The formula for duration of interest rate option is given as Duration of underlying *Delta* Pirce of underlying/price of option Why does price ratio. Isnt delta & duration of underlying adequate enoguh
Delta of an option is akin to duration of a bond, Gamma is roughly the same as convexity. Not sure exactly what you are asking.
Bigwilly Aplogoies for the typo formula for duration of interest rate option is given as Duration of underlying *Delta* Prrce of underlying/price of option I am talking about “option” here How does the price of underlying/price of option affect the duration of the interest rate option. Could you please clarify that.
rammusubbu Wrote: ------------------------------------------------------- > Bigwilly > Aplogoies for the typo > formula for duration of interest rate option is > given as > Duration of underlying *Delta* Prrce of > underlying/price of option > I am talking about “option” here > How does the price of underlying/price of option > affect the duration of the interest rate option. > Could you please clarify that. Actually your formula is incorrect. The correct formula is Option Duration = Duration of Underlying * (Price of Underlying/Price of Option) Delta is not a factor here. The ratio of the two prices adjust the duration up or down according to the leverage used. If the option is out-the-money, the leverage will increase and this will give you a higher duration contribution from the option.
what is a duration of a bond? A change in bond price give a 1% change in interest rates so how much wil underlier change if interest rate change? duration * underlying price / 100 How much will the option price change? (duration * underlying price / 100) * delta Now to find duration of an option we need to divide this by price of an option ((duration * underlying price / 100) * delta ) / price of an option given that duration expressed as decimal, we can remove 100, so duration * delta * underlying price/price of an option = option duration
mo34, please see my comments, i think they make sense
comp_sci_kid Wrote: ------------------------------------------------------- > mo34, please see my comments, i think they make > sense CSK, I just reviewed my notes and double-checked with the CFAI notes, delta is not a factor in this case. I agree that the duration of the option will be related to delat, but that’s already taken care of by adjusting for the leverage ratio. The higher the leverage the lower the delta ( further out of the money) and vice versa, that’s probably why they don’t include delta in this equation.
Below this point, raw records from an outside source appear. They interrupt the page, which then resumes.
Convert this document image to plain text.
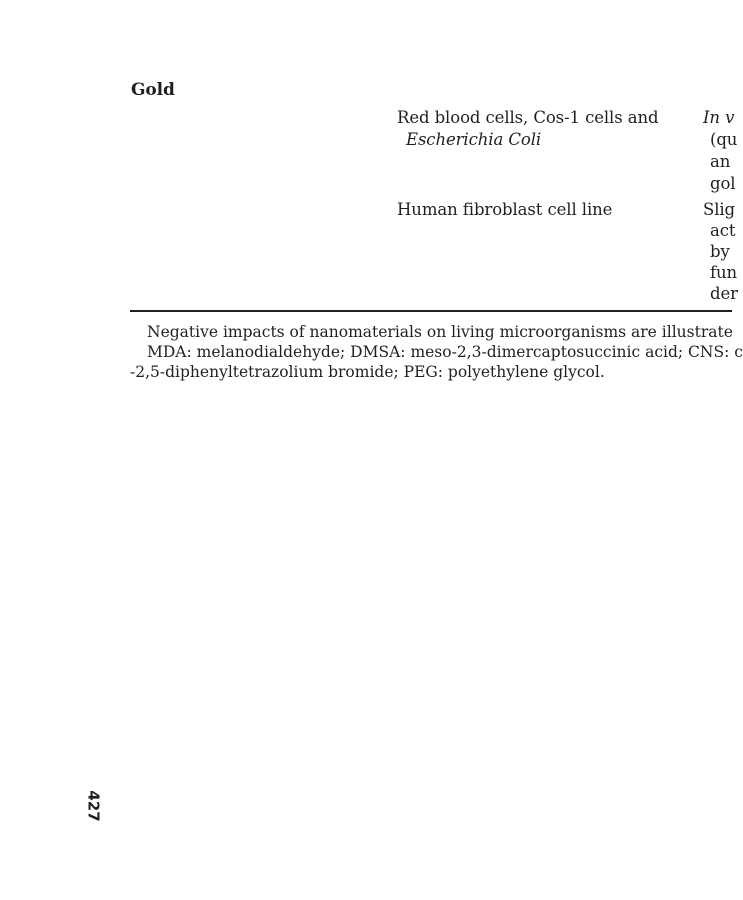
Gold
Red blood cells, Cos-1 cells and
Escherichia Coli
In v
(qu
an
gol
Human fibroblast cell line	Slig
act
by
fun
der
Negative impacts of nanomaterials on living microorganisms are illustrate
MDA: melanodialdehyde; DMSA: meso-2,3-dimercaptosuccinic acid; CNS: c
-2,5-diphenyltetrazolium bromide; PEG: polyethylene glycol.
427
mo34 can you please point to page# in schweser or CFAI? Thanks i can see your point as ofcourse as price of option increases delta increases and vice versa, so these effects will offset each other. Just wanted to make sure this formula is correct
Volume 4 page 22 CFAI text. The formula never made it to Schweser.
also, this formula is given with an error in the CFAI Volume 4, but errata is posted on it
mo34 Wrote: ------------------------------------------------------- > Volume 4 page 22 CFAI text. The formula never made > it to Schweser. Is there any LOS for this? - sticky
mo34 Wrote: ------------------------------------------------------- > rammusubbu Wrote: > -------------------------------------------------- > ----- > > Bigwilly > > Aplogoies for the typo > > formula for duration of interest rate option is > > given as > > Duration of underlying *Delta* Prrce of > > underlying/price of option > > I am talking about “option” here > > How does the price of underlying/price of > option > > affect the duration of the interest rate > option. > > Could you please clarify that. > > > Actually your formula is incorrect. > > The correct formula is > > Option Duration = Duration of Underlying * (Price > of Underlying/Price of Option) > > Delta is not a factor here. > > The ratio of the two prices adjust the duration up > or down according to the leverage used. If the > option is out-the-money, the leverage will > increase and this will give you a higher duration > contribution from the option. mo34, it’s Option Duration = Duration of the underlying instrument * (Change in price of option/change in price of underlying) = Duration of underlying * Delta This is according to Stalla.
so did we conclude that?: Option Duration = Duration of the underlying instrument * (Change in price of option/change in price of underlying) or Duration of underlying * Delta
ok let me clarify my calculations O - price of option U - price of underlying duration of underlying = dU/dI delta = dO/dU Where S is price change duration of option = dO/dI dO/dI = dO/dU * dU/dI so duration of option = duration of underlying * delta.
One way o think about all these probems is just think that (locally) an option is just a fractional underlier. Thus an option with delta = 0.3 is 0.3 shares. Then “the duration of an option” (which is a term I hate, incidentally) becomes pretty clear.
or just create partial differention equation and solve it 
That ain’t no partial differential equation - that’s the chain rule. Anyway, I suck at solving partial differential equations because to be any good at it you have to have a bag of stupid tricks. That means you have to do it enough to collect the bag of stupid tricks. However, I seem to get by ok on “That equation is not hard to solve numerically”.
Thanks guys. I think-the correct formula should be that given by comp sci. It makes lot of sense & the formula in cfai text seens to be wrong. Now to find duration of an option we need to divide this by price of an option ((duration * underlying price / 100) * delta ) / price of an option given that duration expressed as decimal, we can remove 100, so duration * delta * underlying price/price of an option = option duration
rammu, did you read the whole thread? or no?
Yes i read the whole thread.